I can't believe I kept debating where I should be. Arizona or Illinois, when the answer is: neither/either. Illinois has been where I have lived since I can remember. Where I grew up, made friends (sort of), and made memories. I feel like if I were to move back all of this would be mine again, when in fact, almost none of it is there anymore. My friends are hardly that, my family is in shambles, and any of the memories I have made are all tainted with hate or something of the like. The only thing I feel compassion towards there is Chicago. The city gives me the same feeling as being on a plane in the sky does. Completely free, like I have the whole world ahead of me, and its all for the taking. It's a great feeling. And while I thought Arizona was just full of all these horrible things, I'm starting to feel a little partial to it. I have MY home, our apartment. A place I can call my own. Somewhere that reflects my personality and interests. On top of it, I have a job that makes me laugh, even amidst all the bullshit and drama that goes on there. But the best thing is being able to wake up to John everyday. That first kiss in the morning is always the best. And when I look into his eyes I know that he loves me, and I've never looked into someone's eyes and seen that before. It's like that feeling when you kiss someone you like for the very first time, but every time it feels just like that. And while sometimes things aren't as good as they could be; I wouldn't trade him for the world. I don't think I would be okay with myself if I moved to Illinois without him. Or anywhere for that matter.

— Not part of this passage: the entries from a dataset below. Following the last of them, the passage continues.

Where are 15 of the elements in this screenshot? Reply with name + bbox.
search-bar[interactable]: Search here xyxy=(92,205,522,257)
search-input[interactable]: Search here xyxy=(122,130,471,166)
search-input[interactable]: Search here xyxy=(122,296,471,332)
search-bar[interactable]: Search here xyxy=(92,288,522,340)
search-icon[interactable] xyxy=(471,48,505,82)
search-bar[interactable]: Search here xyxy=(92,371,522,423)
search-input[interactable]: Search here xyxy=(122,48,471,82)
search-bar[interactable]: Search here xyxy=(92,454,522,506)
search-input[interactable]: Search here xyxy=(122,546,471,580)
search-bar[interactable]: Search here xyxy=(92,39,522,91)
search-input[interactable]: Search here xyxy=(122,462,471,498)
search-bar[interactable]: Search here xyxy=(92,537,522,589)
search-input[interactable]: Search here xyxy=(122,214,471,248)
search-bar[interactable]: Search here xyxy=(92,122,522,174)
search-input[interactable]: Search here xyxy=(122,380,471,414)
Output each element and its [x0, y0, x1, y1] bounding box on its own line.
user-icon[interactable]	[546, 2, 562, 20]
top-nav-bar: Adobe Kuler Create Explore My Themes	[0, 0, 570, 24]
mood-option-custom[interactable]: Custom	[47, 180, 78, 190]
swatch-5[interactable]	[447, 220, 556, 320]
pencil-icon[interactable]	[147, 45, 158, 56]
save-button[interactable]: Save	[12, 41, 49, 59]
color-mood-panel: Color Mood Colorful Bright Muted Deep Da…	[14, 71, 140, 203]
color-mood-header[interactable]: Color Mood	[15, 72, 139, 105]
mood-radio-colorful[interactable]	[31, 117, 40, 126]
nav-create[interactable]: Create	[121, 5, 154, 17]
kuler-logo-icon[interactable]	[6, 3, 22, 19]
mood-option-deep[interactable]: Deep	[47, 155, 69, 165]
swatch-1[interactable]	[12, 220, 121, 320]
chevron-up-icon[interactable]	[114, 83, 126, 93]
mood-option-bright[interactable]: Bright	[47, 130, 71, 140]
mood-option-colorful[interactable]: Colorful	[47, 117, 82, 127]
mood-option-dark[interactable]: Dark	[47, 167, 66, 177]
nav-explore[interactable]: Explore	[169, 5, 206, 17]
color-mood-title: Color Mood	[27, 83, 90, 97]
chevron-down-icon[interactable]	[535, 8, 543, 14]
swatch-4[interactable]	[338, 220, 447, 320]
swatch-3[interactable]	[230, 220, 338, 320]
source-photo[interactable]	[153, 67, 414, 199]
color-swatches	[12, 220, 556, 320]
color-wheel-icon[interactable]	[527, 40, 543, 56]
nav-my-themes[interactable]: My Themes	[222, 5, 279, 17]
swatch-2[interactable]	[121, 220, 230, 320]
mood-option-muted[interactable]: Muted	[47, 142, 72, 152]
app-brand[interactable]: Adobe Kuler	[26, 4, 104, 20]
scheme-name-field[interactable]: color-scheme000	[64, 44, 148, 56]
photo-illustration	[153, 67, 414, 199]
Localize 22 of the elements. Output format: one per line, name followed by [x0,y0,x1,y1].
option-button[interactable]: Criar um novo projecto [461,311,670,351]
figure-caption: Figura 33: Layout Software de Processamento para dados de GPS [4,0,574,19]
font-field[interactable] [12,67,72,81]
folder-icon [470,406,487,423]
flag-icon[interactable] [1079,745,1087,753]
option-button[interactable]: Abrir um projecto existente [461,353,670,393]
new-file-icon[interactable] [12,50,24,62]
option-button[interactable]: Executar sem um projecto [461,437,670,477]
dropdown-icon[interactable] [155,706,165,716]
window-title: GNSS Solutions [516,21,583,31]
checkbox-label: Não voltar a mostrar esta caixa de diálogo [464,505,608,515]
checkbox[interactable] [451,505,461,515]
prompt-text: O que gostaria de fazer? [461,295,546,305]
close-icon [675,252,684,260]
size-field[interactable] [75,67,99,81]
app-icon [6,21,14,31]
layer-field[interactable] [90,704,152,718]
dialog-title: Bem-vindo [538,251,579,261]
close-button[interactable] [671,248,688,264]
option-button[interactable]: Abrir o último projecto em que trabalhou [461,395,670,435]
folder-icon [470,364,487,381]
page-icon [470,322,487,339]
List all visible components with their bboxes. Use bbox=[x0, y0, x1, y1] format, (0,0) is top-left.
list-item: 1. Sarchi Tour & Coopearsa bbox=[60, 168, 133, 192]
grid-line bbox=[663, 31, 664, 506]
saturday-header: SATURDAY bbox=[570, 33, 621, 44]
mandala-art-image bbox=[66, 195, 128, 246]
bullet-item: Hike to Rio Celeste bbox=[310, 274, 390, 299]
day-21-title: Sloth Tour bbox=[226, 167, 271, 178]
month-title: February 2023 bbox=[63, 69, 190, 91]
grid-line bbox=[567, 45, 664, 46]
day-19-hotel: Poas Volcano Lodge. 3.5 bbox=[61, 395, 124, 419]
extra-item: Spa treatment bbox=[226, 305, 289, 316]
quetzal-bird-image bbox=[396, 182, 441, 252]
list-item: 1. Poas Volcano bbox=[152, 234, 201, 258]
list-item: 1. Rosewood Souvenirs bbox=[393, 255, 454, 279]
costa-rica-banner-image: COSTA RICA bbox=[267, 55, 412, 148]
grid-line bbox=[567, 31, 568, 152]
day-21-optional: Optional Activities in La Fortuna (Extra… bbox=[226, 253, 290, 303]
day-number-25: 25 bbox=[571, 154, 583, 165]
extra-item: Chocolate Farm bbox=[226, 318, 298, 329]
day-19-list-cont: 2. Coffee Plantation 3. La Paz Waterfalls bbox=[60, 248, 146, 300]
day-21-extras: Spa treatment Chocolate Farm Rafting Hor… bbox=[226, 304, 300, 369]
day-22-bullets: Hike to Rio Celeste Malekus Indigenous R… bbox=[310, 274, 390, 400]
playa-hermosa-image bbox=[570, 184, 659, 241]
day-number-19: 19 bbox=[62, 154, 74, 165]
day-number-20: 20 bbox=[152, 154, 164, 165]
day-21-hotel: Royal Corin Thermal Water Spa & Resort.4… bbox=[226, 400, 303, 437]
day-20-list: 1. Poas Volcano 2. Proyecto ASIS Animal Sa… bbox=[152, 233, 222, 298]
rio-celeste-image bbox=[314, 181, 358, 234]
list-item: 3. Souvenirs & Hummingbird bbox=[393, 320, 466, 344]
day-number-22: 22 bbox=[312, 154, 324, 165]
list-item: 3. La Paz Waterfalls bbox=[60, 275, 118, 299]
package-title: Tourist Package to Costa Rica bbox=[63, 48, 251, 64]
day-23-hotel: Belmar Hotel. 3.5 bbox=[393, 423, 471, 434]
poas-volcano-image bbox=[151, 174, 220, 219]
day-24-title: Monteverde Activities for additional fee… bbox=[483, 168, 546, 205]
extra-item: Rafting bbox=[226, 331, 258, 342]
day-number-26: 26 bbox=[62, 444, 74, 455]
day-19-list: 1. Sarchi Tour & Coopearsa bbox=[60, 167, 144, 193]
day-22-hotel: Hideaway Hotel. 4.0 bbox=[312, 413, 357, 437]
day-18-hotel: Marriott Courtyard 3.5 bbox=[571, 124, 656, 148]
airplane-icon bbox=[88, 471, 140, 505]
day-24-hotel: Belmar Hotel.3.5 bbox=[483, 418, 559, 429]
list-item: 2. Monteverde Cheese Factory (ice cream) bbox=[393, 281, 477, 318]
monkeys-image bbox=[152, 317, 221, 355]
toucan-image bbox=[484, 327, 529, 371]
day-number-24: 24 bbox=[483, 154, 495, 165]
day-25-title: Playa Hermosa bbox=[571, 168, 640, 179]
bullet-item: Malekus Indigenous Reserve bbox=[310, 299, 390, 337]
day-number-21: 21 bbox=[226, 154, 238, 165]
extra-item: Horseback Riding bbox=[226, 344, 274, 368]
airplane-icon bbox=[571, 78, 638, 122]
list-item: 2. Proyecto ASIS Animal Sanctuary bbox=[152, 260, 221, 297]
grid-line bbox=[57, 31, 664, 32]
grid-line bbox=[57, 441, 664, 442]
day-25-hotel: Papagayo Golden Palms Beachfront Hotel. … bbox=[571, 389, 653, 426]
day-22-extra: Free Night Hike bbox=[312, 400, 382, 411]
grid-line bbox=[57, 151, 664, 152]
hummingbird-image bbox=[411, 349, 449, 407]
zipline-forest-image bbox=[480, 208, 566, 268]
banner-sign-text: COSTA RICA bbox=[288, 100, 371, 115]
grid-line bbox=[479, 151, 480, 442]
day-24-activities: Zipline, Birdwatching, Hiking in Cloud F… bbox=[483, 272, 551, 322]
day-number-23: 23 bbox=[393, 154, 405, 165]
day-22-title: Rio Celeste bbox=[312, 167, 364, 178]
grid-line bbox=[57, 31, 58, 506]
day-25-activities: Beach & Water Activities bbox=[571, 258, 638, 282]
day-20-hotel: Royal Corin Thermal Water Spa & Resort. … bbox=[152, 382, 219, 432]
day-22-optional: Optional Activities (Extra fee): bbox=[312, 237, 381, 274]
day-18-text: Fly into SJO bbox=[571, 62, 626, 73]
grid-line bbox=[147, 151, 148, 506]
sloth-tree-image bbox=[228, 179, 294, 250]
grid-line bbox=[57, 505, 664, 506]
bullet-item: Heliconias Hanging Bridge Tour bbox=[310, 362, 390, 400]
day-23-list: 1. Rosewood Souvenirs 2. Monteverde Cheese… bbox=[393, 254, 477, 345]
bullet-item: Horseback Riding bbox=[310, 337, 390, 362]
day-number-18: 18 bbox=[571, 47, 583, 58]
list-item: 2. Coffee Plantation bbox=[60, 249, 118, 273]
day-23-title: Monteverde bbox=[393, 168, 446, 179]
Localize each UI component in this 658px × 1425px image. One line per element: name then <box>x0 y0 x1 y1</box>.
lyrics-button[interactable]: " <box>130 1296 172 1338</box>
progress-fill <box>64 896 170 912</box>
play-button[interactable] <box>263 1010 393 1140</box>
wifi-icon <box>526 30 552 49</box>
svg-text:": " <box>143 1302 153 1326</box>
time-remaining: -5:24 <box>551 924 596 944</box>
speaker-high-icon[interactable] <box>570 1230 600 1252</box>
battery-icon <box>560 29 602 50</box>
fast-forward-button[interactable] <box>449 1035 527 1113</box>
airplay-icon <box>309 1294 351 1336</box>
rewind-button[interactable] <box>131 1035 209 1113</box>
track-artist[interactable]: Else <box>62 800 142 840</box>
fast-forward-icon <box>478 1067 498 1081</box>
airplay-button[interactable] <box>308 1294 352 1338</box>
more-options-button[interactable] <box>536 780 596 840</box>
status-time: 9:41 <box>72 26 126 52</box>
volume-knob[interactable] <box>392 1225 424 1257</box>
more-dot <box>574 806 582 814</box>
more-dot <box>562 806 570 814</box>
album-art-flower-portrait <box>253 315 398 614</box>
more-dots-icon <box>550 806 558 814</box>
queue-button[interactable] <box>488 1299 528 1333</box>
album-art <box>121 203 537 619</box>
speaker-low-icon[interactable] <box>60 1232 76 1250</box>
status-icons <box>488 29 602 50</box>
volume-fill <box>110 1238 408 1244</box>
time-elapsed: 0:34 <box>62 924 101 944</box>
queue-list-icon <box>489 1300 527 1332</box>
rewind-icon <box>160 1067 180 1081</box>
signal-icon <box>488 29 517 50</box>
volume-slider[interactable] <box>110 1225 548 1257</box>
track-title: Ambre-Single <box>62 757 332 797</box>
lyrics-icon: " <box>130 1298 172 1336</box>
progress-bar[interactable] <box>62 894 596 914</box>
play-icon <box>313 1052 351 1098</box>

So this is my conclusion: My home is wherever my feet are. Right now, terminal 41 of the Denver Airport is my home. That's just what makes the most sense to me. And when people ask me where I'm flying to, it's always going to be home, I like it that way.
Sunday, October 08, 2006
Parent's basement
2:00 pm
Monday, October 09, 2006
Parent's basement
1:27 pm
SPOILERS! (Click to view)
My uncle's wedding was interesting. It consisted of half the family telling me what I should be doing with my life, and the other half trying to explain to me why they always refuse to shake the governors hand. I tried to avoid getting into an argument most of the night. On the way home I was convinced I was going to die, my grandfather has officially turned into one of those senile old-person drivers. What a shame. By the end of the night at least half of the family told me they "expect" me to be the next one getting married. This is about the point I remembered why I felt the urge to move, and why I don't feel like coming back anytime soon.
Monday, October 09, 2006
Parent's basement
10:50 pm
SPOILERS! (Click to view)
Everything feels weird here. I find myself craving to get back to Arizona so I can feel comfortable again. I don't know anyone anymore. And it's not so much because I've been gone for a few months, everyone just changed so rapidly. I can't even begin to understand who they are anymore. I am very happy I decided not to move back here, I wouldn't have the life I wanted back again. Thursday isn't so far away, just a few more days and everything will be back to normal.
Wednesday, October 11, 2006
Front Porch
7 pm
SPOILERS! (Click to view)
Yesterday night I explored the abandoned Steel Coke Plant in Chicago, it was fantastic. I saw so much more than I did last time I was there. I also modeled some t-shirts for a friend of a friend who makes them on a wrecking ball crane; I'm still waiting to see how they turned out though. (Ill post them when I get them.)
It has been raining for a long time. It feels right, I guess. There are very few things that make me feel ridiculously good, and walking around drenched in rain is one of them.
This vacation has generally been a drag. It seems like the only good thing to come out of it is the realization that I don't belong here. For some reason I was under the impression that my "friends" actually wanted to see me, with all the begging me to come back and the "I miss you's" every fucking day. What a waste. Should this have been obvious to me before?
What happened to everyone? Why does it feel like I am the only one maturing? Not worth lingering on I suppose.
My feet may be here, but this just isn't homeanymore.